In the history of nations this has been most conspicuous in the neglect of the military spirit; Carthage yielded to Rome, and Rome to the barbarian, chiefly because a distaste for personal exposure in combat led each nation in time to depend on mercenaries for defence. For centuries in China the vocation of the soldier has been looked upon as inferior to that of the scholar or the statesman; and, however just this might be in the abstract, it so weakened the national integrity that the vast Sinitic empire is now tottering to ruin.
Disuse may arise from two conditions: the one, from neglect and overattention to other faculties; the other, from absence of opportunity.
Both are abundantly represented in ethnic psychology. Of the former, I have just given instances; while of the latter the deliberate avoidance by large groups of certain areas of mental life are examples in point. Thus, the Society of Friends (Quakers) have for two hundred and fifty years expelled the cultivation of the fine arts from their education. The result is a loss of the æsthetic faculties, but a remarkable gain in other directions—such as sobriety, longevity, business success.

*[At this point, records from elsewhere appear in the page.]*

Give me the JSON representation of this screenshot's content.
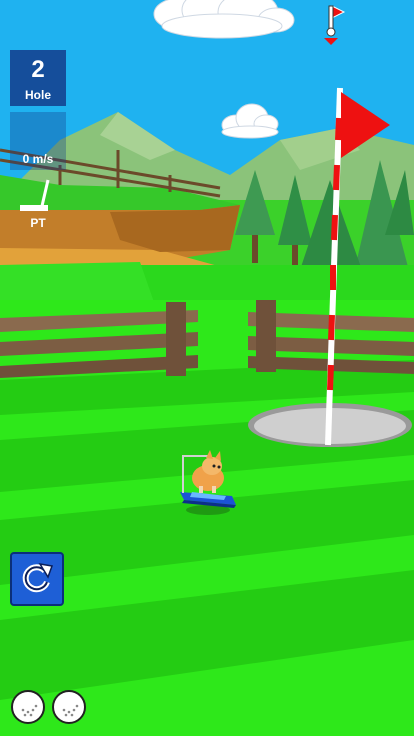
{
  "hud": {
    "hole_number": "2",
    "hole_label": "Hole",
    "speed": "0 m/s",
    "club": "PT"
  },
  "icons": {
    "reset": "restart-arrow-icon",
    "balls": [
      "golf-ball-icon",
      "golf-ball-icon"
    ],
    "flag_indicator": "flag-marker-icon"
  },
  "colors": {
    "sky": "#1fb2f0",
    "grass_light": "#2ee81a",
    "grass_dark": "#21c80f",
    "flag": "#ee1111",
    "hud_panel": "#1e4aa0"
  }
}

Whether the compensation is sufficient seems, however, to be decided in the negative by the Friends themselves.
Other examples present themselves. The aristocracy of Siam regard all forms of work as so degrading that they allow their finger-nails to grow five or six inches in length to prove that their hands have never been soiled with labour. Needless to say that this disuse of their muscles is followed by atrophy of their brain-cells, so that they are an emasculate and enfeebled group. The theory of concentration and disuse of faculties in the group led to the system of castes, the most striking example of which is in India, where they are divided upon race lines. The white Brahmans are the priests, legislators, scholars, and diplomats; the red Rajpoots are the warriors and chieftains; the yellow Mongols are the commercial and agricultural class; while the black Dravidians are the mechanics and herdsmen. Each caste adopts its special branch of activity and avoids that traditionally belonging to another caste.

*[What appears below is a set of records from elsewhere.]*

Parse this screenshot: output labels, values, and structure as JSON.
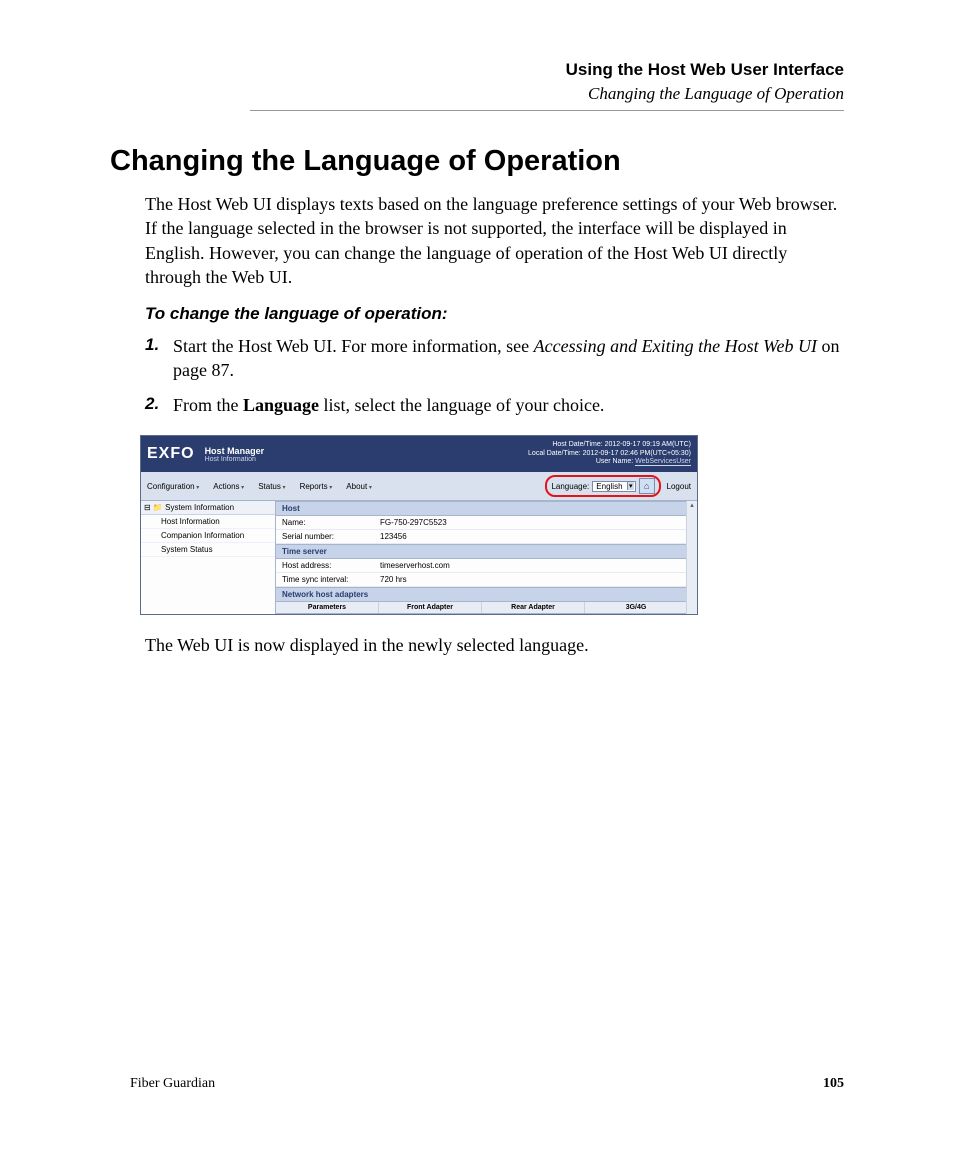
{
  "header": {
    "chapter": "Using the Host Web User Interface",
    "section": "Changing the Language of Operation"
  },
  "heading": "Changing the Language of Operation",
  "intro": "The Host Web UI displays texts based on the language preference settings of your Web browser. If the language selected in the browser is not supported, the interface will be displayed in English. However, you can change the language of operation of the Host Web UI directly through the Web UI.",
  "procedure_title": "To change the language of operation:",
  "steps": {
    "s1": {
      "num": "1.",
      "pre": "Start the Host Web UI. For more information, see ",
      "link": "Accessing and Exiting the Host Web UI",
      "post": " on page 87."
    },
    "s2": {
      "num": "2.",
      "pre": "From the ",
      "bold": "Language",
      "post": " list, select the language of your choice."
    }
  },
  "shot": {
    "logo": "EXFO",
    "title": "Host Manager",
    "subtitle": "Host Information",
    "host_datetime": "Host Date/Time: 2012-09-17 09:19 AM(UTC)",
    "local_datetime": "Local Date/Time: 2012-09-17 02:46 PM(UTC+05:30)",
    "user_label": "User Name: ",
    "user_name": "WebServicesUser",
    "menus": [
      "Configuration",
      "Actions",
      "Status",
      "Reports",
      "About"
    ],
    "language_label": "Language:",
    "language_value": "English",
    "logout": "Logout",
    "tree": {
      "root": "System Information",
      "items": [
        "Host Information",
        "Companion Information",
        "System Status"
      ]
    },
    "bands": {
      "host": "Host",
      "time": "Time server",
      "net": "Network host adapters"
    },
    "rows": {
      "name_k": "Name:",
      "name_v": "FG-750-297C5523",
      "serial_k": "Serial number:",
      "serial_v": "123456",
      "hostaddr_k": "Host address:",
      "hostaddr_v": "timeserverhost.com",
      "sync_k": "Time sync interval:",
      "sync_v": "720 hrs"
    },
    "cols": [
      "Parameters",
      "Front Adapter",
      "Rear Adapter",
      "3G/4G"
    ]
  },
  "after": "The Web UI is now displayed in the newly selected language.",
  "footer": {
    "product": "Fiber Guardian",
    "page": "105"
  }
}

Although a similar theory has been widely popular in many states, such a division of labour and responsibility has in it elements of debility which in the long run must bring about social disintegration. It conflicts with the unity of the ethnic mind.

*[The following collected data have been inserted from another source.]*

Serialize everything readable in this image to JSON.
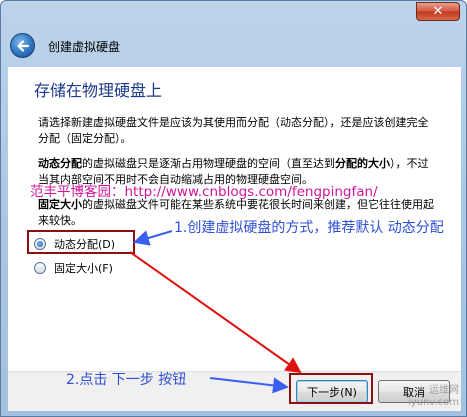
{
  "window": {
    "close_glyph": "✕"
  },
  "header": {
    "title": "创建虚拟硬盘"
  },
  "content": {
    "section_title": "存储在物理硬盘上",
    "intro": "请选择新建虚拟硬盘文件是应该为其使用而分配（动态分配），还是应该创建完全分配（固定分配）。",
    "dynamic_term": "动态分配",
    "dynamic_desc_a": "的虚拟磁盘只是逐渐占用物理硬盘的空间（直至达到",
    "dynamic_term2": "分配的大小",
    "dynamic_desc_b": "），不过当其内部空间不用时不会自动缩减占用的物理硬盘空间。",
    "fixed_term": "固定大小",
    "fixed_desc": "的虚拟磁盘文件可能在某些系统中要花很长时间来创建，但它往往使用起来较快。"
  },
  "options": [
    {
      "label": "动态分配(D)",
      "selected": true
    },
    {
      "label": "固定大小(F)",
      "selected": false
    }
  ],
  "buttons": {
    "next": "下一步(N)",
    "cancel": "取消"
  },
  "annotations": {
    "watermark": "范丰平博客园：http://www.cnblogs.com/fengpingfan/",
    "step1": "1.创建虚拟硬盘的方式，推荐默认 动态分配",
    "step2": "2.点击 下一步 按钮",
    "site_line1": "运维网",
    "site_line2": "iyunv.com"
  },
  "colors": {
    "accent": "#1e3a8a",
    "highlight": "#8b1010",
    "annotation": "#2f4fd6",
    "watermark": "#d0169c"
  }
}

3. Reaction from Natural Limitations.—As there is a difference in the mental aptitudes of individuals which no training can equalise, so there is in those of human groups. Its causes do not concern us here. The fact remains and must be faced.
There are natural limitations to each mind and to each group of minds. Compared with the most highly gifted, the less so stand in the physiological relation of “rudimentary organs.” When brought into contact, the latter will either succumb or accept a subordinate position.
The American Indians, as a race, were comparatively highly gifted. They created an order of architecture and even devised a system of phonetic writing; but none of their states was of long duration, and none of their so-called “empires” rose above the level of a temporary confederacy.
The limitations of the racial mind were such that a complex social organisation was impossible for them. In the forms of their highest governments, those of the Aztecs, Mayas, and Peruvians, we see repeated on a large scale the simple and insufficient models of the rude hunting tribes of the plains.